L’objectif inavoué de Pékin est le même qu’en mer de Chine où l’Empire rouge avance ses pions sur les différents ilots revendiqués par le Vietnam, les Philippines ou Taiwan. Il s’agit d’étendre la domination économique et de « protéger » les terres conquises.
Xi Jinping habille cette initiative d’un discours poétique et historique, celui de la main tendue et de l’amitié entre les peuples, destiné à étouffer toute contestation, rappelant qu’il y a plus de 2000 ans, « un émissaire de la dynastie des Hans chargé d’une mission de paix fut envoyé en Asie centrale, inaugurant ainsi les échanges amicaux avec ces peuples de l’ouest ». Ces « peuples de la route » étaient romains, ottomans, arabes, indiens, persans et commerçaient avec des épices, des pierres précieuses, des tissus et bien sûr de la soie. La route faisait plus de six mille kilomètres, traversant la Chine sur quatre mille kilomètres puis l’Inde, le Pakistan, l’Iran l’Irak et la Syrie avant de gagner la méditerranée.

tadjikistan-douchambeLa grande mosquée de Douchanbé au Tadjikistan. (Ph. Rochot)

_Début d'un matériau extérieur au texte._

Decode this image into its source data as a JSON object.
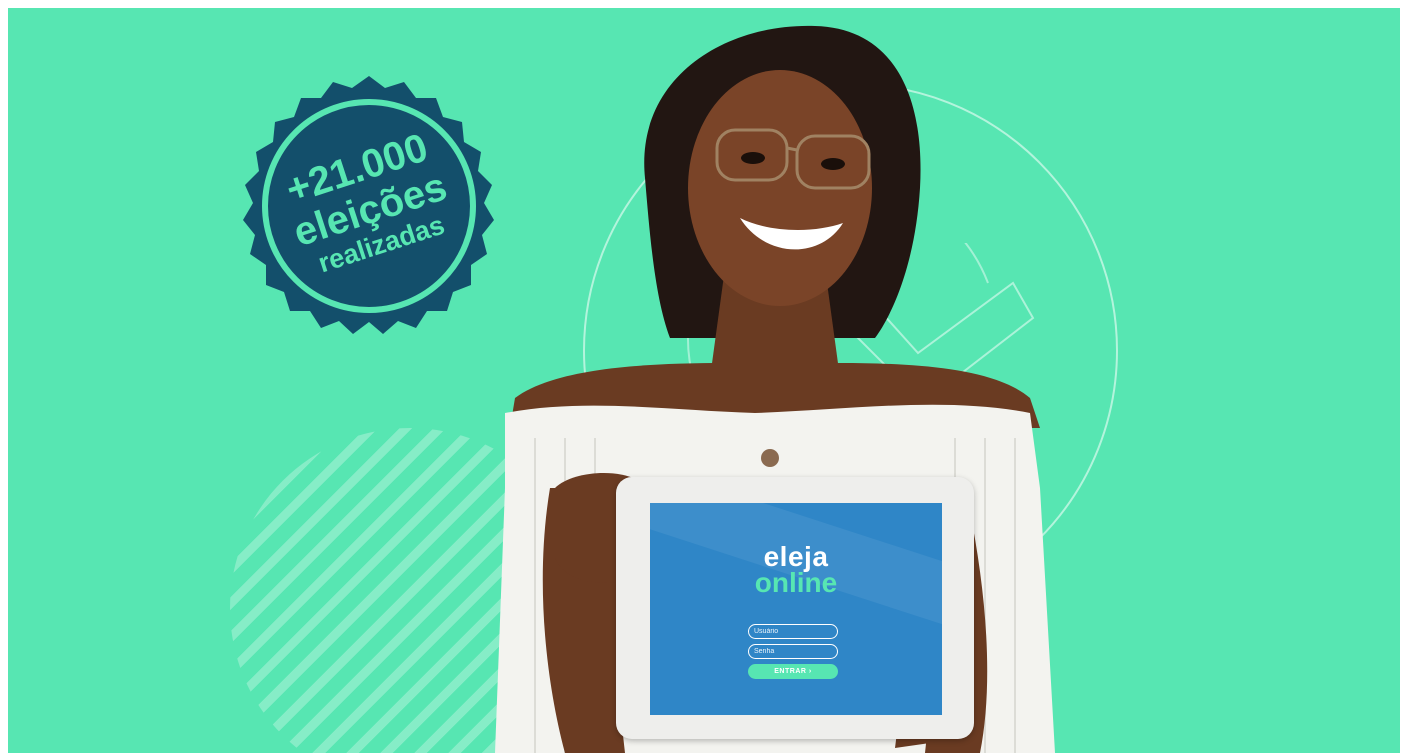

Aujourd’hui, la route a bien sûr changé d’aspect. Elle est aussi maritime. Il faut pouvoir gagner l’Europe par les océans et surtout sécuriser cet itinéraire menacé par l’instabilité autour des ilots de la mer de Chine ou les risques de piraterie dans le détroit de Malacca, le golfe d’Aden ou le détroit d’Ormuz…L’empire de Xi Jinping se voit assez bien devenir le gendarme qui va sécuriser cet itinéraire. Ca n’est pas de l’expansionnisme nous dit-on à Pékin mais simplement une nécessité de protéger le commerce. Personne ne songe d’ailleurs à s’opposer aux « offres » de la Chine. Les Philippines ont accepté de renoncer à une partie de leur souveraineté sur les ilots contestés en échange d’un soutien économique chinois, apprécié par le nouvel homme fort de Manille, sans scrupules et sans peur, Rodrigo Duterte. La route maritime passera donc par ces îles, contournera l’Inde du sud et longera l’Afrique de l’est avant de gagner la Méditerranée et l’Europe.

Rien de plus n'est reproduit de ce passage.